The five years of fighting, mainly between these two factions has been marked by torching  villages, mass killings, rapes and abduction for sexual slavery. It has turned 2.2 million people into refugees, while internally displacing another 1.9 million. Together, this amounts to about 34% of the country’s population of little over 12 million. According to UN (United Nations) reports, 65% of women and 36% of men in certain conflict-affected areas have been subjected to sexual abuse. 60% of the country’s population suffer food insecurity.

In the non-diversified economy of South Sudan, oil is virtually the only source of wealth, and has been used by the warring parties to fund the arms, ammunitions and other costs. With 150,000 barrels of crude oil exported daily, the “economic and strategic importance of the oil-producing areas in Unity and Upper Nile States has been a major driver for the continuing violence, the ensuing human suffering and the violations of international humanitarian law witnessed there,” the UN Commission on Human Rights in South Sudan said.

In a recent report, the commission alleged that, apart from financing the war, the transnational oil companies, which reap a third of the profits, have been assisting the government troops by allowing them to use the companies’ air strips and other road infrastructures for their operations.

“There has been a lack of corporate accountability for transnational companies, several of which were conducting profitable business in oil-producing areas at times when mass human rights violations were perpetrated against the local population, and which in various ways were complicit in these crimes,” the report stated.

While western oil companies have ceased operations in the country, partly due to the pressure of complying with human rights obligations, a number of Asian companies have stepped in for oil extraction.

The report identified Dar Petroleum Company as the largest oil-extractor.
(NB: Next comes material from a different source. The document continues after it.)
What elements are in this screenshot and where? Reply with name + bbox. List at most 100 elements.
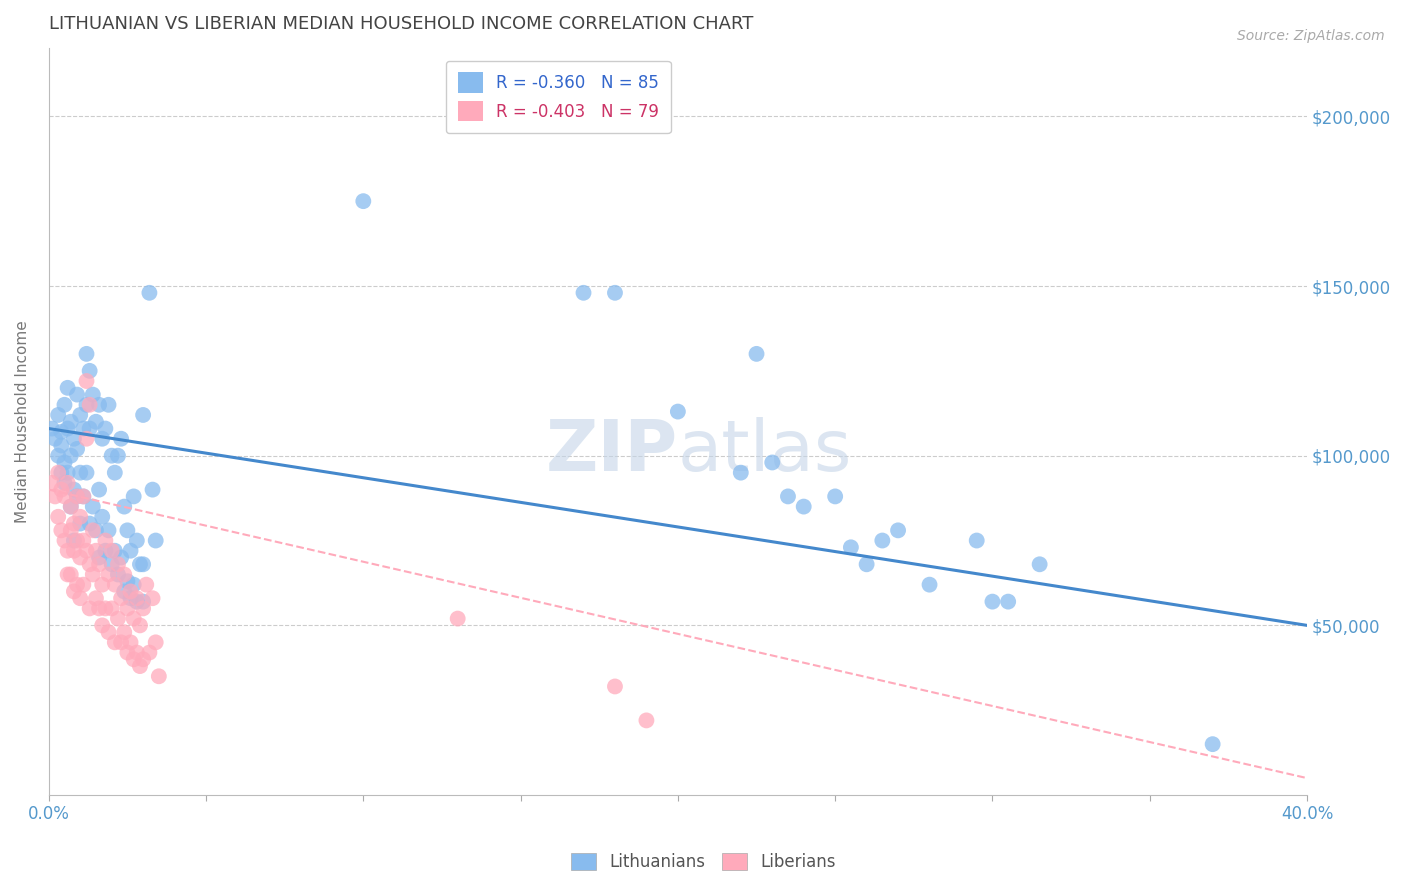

The East African reported that 41% of the shares in this joint venture is owned by the Chinese National Petroleum Company, another 40% by Malaysia’s Petronas and only 14% by Nilepet, which is the country’s state-run oil firm.
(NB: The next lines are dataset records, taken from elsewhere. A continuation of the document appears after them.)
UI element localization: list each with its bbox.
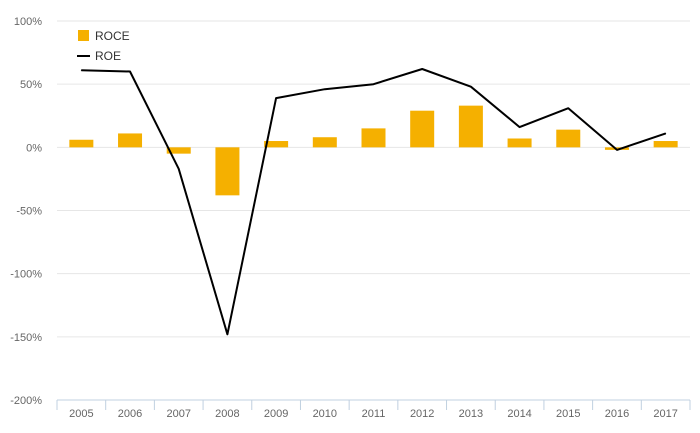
x-tick-label: 2016: [605, 408, 629, 420]
roce-bar-2015: [556, 129, 581, 148]
roce-bar-2007: [166, 147, 191, 154]
y-tick-label: 50%: [20, 79, 42, 91]
x-tick-label: 2012: [410, 408, 434, 420]
y-tick-label: -150%: [10, 332, 42, 344]
x-tick-label: 2008: [215, 408, 239, 420]
y-tick-label: -200%: [10, 395, 42, 407]
y-tick-label: 100%: [14, 16, 42, 28]
roce-bar-2009: [264, 141, 289, 148]
y-tick-label: -100%: [10, 269, 42, 281]
roce-bar-2017: [653, 141, 678, 148]
roce-bar-2011: [361, 128, 386, 148]
x-tick-label: 2010: [313, 408, 337, 420]
roe-point-2007: [178, 168, 180, 170]
legend-label-roce: ROCE: [95, 29, 130, 43]
legend: ROCE ROE: [77, 29, 130, 63]
roe-point-2017: [665, 132, 667, 134]
x-tick-label: 2014: [507, 408, 531, 420]
roce-bar-2010: [312, 137, 337, 148]
legend-label-roe: ROE: [95, 49, 121, 63]
y-tick-label: -50%: [16, 206, 42, 218]
roe-point-2008: [226, 333, 228, 335]
roe-point-2012: [421, 68, 423, 70]
roe-point-2009: [275, 97, 277, 99]
x-tick-label: 2017: [653, 408, 677, 420]
roe-point-2011: [373, 83, 374, 85]
roce-bar-2013: [458, 105, 483, 148]
x-tick-label: 2015: [556, 408, 580, 420]
x-tick-label: 2013: [459, 408, 483, 420]
x-tick-label: 2006: [118, 408, 142, 420]
x-tick-label: 2011: [362, 408, 386, 420]
x-tick-label: 2009: [264, 408, 288, 420]
roe-point-2010: [324, 88, 326, 90]
roce-bar-2008: [215, 147, 240, 196]
roe-point-2016: [616, 149, 618, 151]
x-axis: 2005 2006 2007 2008 2009 2010 2011 2012 2013 2014…: [56, 399, 691, 420]
x-tick-label: 2005: [69, 408, 93, 420]
roce-bar-2012: [410, 110, 435, 148]
roce-bar-2006: [118, 133, 143, 148]
gridlines: [57, 20, 690, 338]
roe-point-2014: [519, 126, 521, 128]
roe-point-2006: [129, 71, 131, 73]
roe-point-2005: [80, 69, 82, 71]
roce-bars: [69, 105, 678, 196]
roce-bar-2005: [69, 139, 94, 148]
y-tick-label: 0%: [26, 142, 42, 154]
y-axis-labels: 100% 50% 0% -50% -100% -150% -200%: [10, 16, 42, 407]
x-tick-label: 2007: [166, 408, 190, 420]
roce-bar-2014: [507, 138, 532, 148]
roe-line-layer: [80, 68, 667, 336]
legend-swatch-roce: [78, 30, 89, 41]
roe-point-2013: [470, 86, 472, 88]
roe-line: [81, 68, 667, 336]
roe-point-2015: [567, 107, 569, 109]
40% of the shares in the Greater Pioneer Operating Company, which carries out extraction from the oil fields close to the country’s northern border with Sudan, are also owned by the Chinese National Petroleum Company. Petronas owns 30% of the shares, while 25% is owned by Indian Oil and Natural Gas Corporation. Only 5% of the shares are held by Nilepet.

The Indian firm owns another 24% shares of the Sudd Petroleum Operating Company, which will soon begin extraction from fields in the former Unity state. 68% of the shares of this company are owned by Petronas, while Nilepet owns the remaining 8%.

Nilepet has become a thoroughly militarized firm, as the National Security Services have been expanding its control over it. “Human rights have become a casualty in oil producing areas of the country, where the armed conflict has continued, coupled with the increased militarization and securitization of the oil industry by government forces,” a recent report by the commission stated.

Partnering with this firm, which has been used to finance and to provide logistical support for the actions of government troops, may amount to complicity in war crimes. In a strongly worded warning to these companies, Andrew Clapham, one of the members of the UN commission, said at the press-conference, “If you are involved in oil extraction in that area and you are asked to assist one side or the other, you could be accused of complicity in war crimes.”